Health District expects to receive first doses of inhaled H1N1 vaccine


Initial doses ordered by Nevada State Health Division

FOR IMMEDIATE RELEASE:

1 October, 2009

LAS VEGAS – The Nevada State Health Division announced that it has ordered approximately 28,000 doses of the 2009 H1N1 Influenza vaccine. The Southern Nevada Health District has been advised by the Nevada State Health Division that it will receive approximately 20,000 doses; however, a delivery date is yet to be confirmed. The initial delivery will consist of the inhaled vaccine, which is approved for limited members of the H1N1 vaccine priority groups.
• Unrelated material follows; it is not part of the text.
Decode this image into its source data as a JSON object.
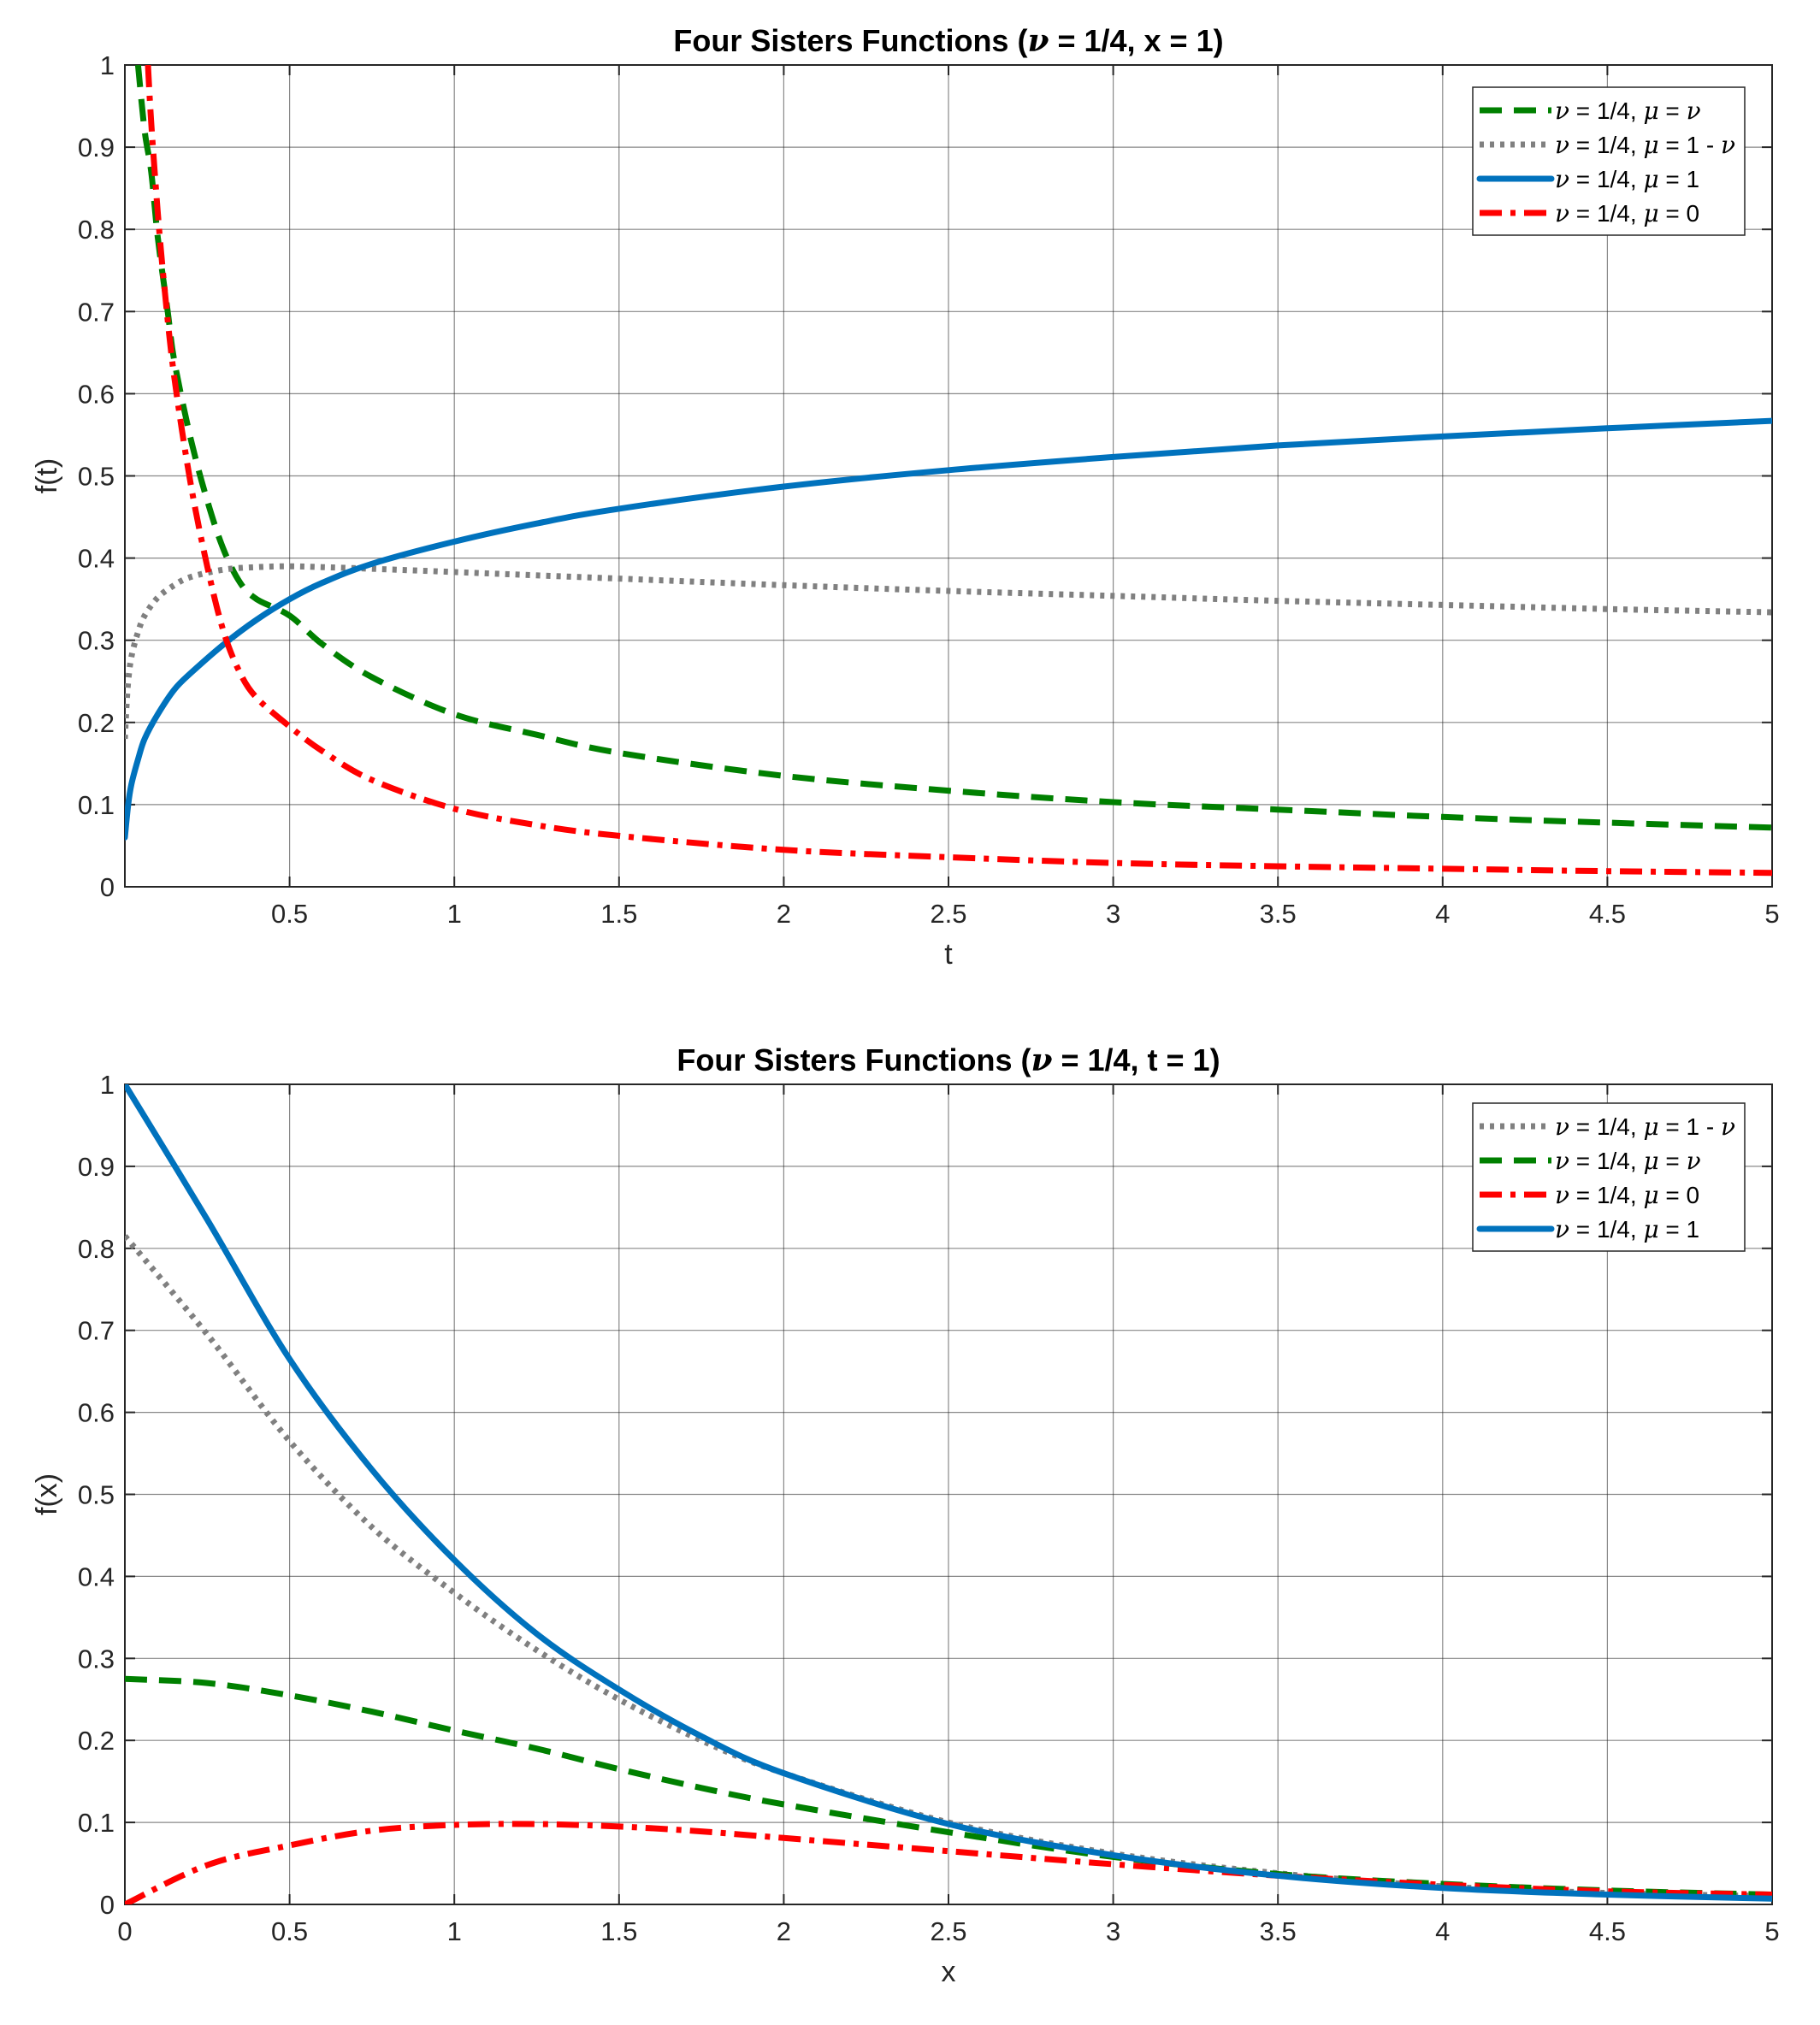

For information about 2009 H1N1 influenza, vaccine updates and clinics, visit www.SouthernNevadaHealthDistrict.org.

Due to the limited number of doses expected, the health district will first offer the inhaled version of the vaccine to health care workers and EMTs who meet the approved guidelines to receive the inhaled vaccine. These are members of the initial priority groups designated by the Centers for Disease Control and Prevention (CDC) to receive H1N1 vaccine first. The inhaled vaccine is approved for healthy people between the ages of 2 and 49. It is not approved for pregnant women or children and adults who have underlying medical conditions, such as asthma or diabetes.

“We are working closely with our emergency medical response agencies and the hospitals to identify staff who are eligible to receive the inhaled vaccine. EMTs and health care workers who have direct patient contact can be a first line of defense against the spread of any influenza strain because they may have close contact with people who are at risk of complications from influenza,” said Dr. Lawrence Sands, the health district’s chief health officer. “It is also important to protect EMTs and health care workers because increased absenteeism among this group could affect our local health care system and its ability to care for people who are ill.”

According to the CDC, additional doses of the vaccine will be shipped to state health divisions, local health authorities, and health care providers on a weekly basis. It is expected that although there will be limited doses available initially, the supply is expected to grow over the coming months and will eventually be enough to accommodate everyone who wants to receive the vaccine.

“It is important to note that not all health care providers will receive the vaccine when it first becomes available. Physicians and medical practices that treat members of the priority groups will be among the first to receive the vaccine. It could take a month or more for the vaccine supply to become sufficient to meet the needs of our community and be readily available through a majority of providers in Southern Nevada,” said Sands. “Until we have an adequate supply of vaccine in our community, we are asking for the public’s patience as we get the vaccine out to the people who are among the priority groups identified by the CDC’s Advisory Committee on Immunization Practices.”

The 2009 H1N1 Influenza vaccine priority groups include:

  • Pregnant women because there is a higher risk of complications and immunization can potentially provide protection to infants who cannot be vaccinated;
  • Household contacts and caregivers for children younger than 6 months of age because younger infants are at higher risk of influenza-related complications and cannot be vaccinated. Vaccination of those in close contact with infants less than 6 months old might help protect infants by “cocooning” them from the virus;
  • Healthcare and emergency medical services personnel because infections among healthcare workers have been reported and this can be a potential source of infection for vulnerable patients. Also, increased absenteeism in this population could reduce health care system capacity;
  • People between the ages of six months and 24 years old because children from 6 months through 18 years of age are in close contact with each other in school and day care settings, which increases the likelihood of disease spread, and young adults 19 through 24 years of age because they often live, work, and study in close proximity; and
  • People between the ages of 25 and 64 years who have health conditions associated with higher risk of medical complications from influenza.

The 2009 H1N1 Influenza vaccine will require one dose for people over the age of 10. Children under the age of nine will need two doses of the vaccine to be adequately protected. The initial dose should be followed by the booster approximately 21 – 28 days later.

“The best protection against influenza is prevention,” said Sands. “We want to remind Southern Nevadans to get their regular seasonal flu shots, and practice good health habits such as frequent hand washing, remaining home when you are sick, and coughing into your elbow or a tissue and immediately throwing it away.” Seasonal flu shots are available at the health district’s public health centers as well as pharmacies, clinics and provider offices throughout the Valley.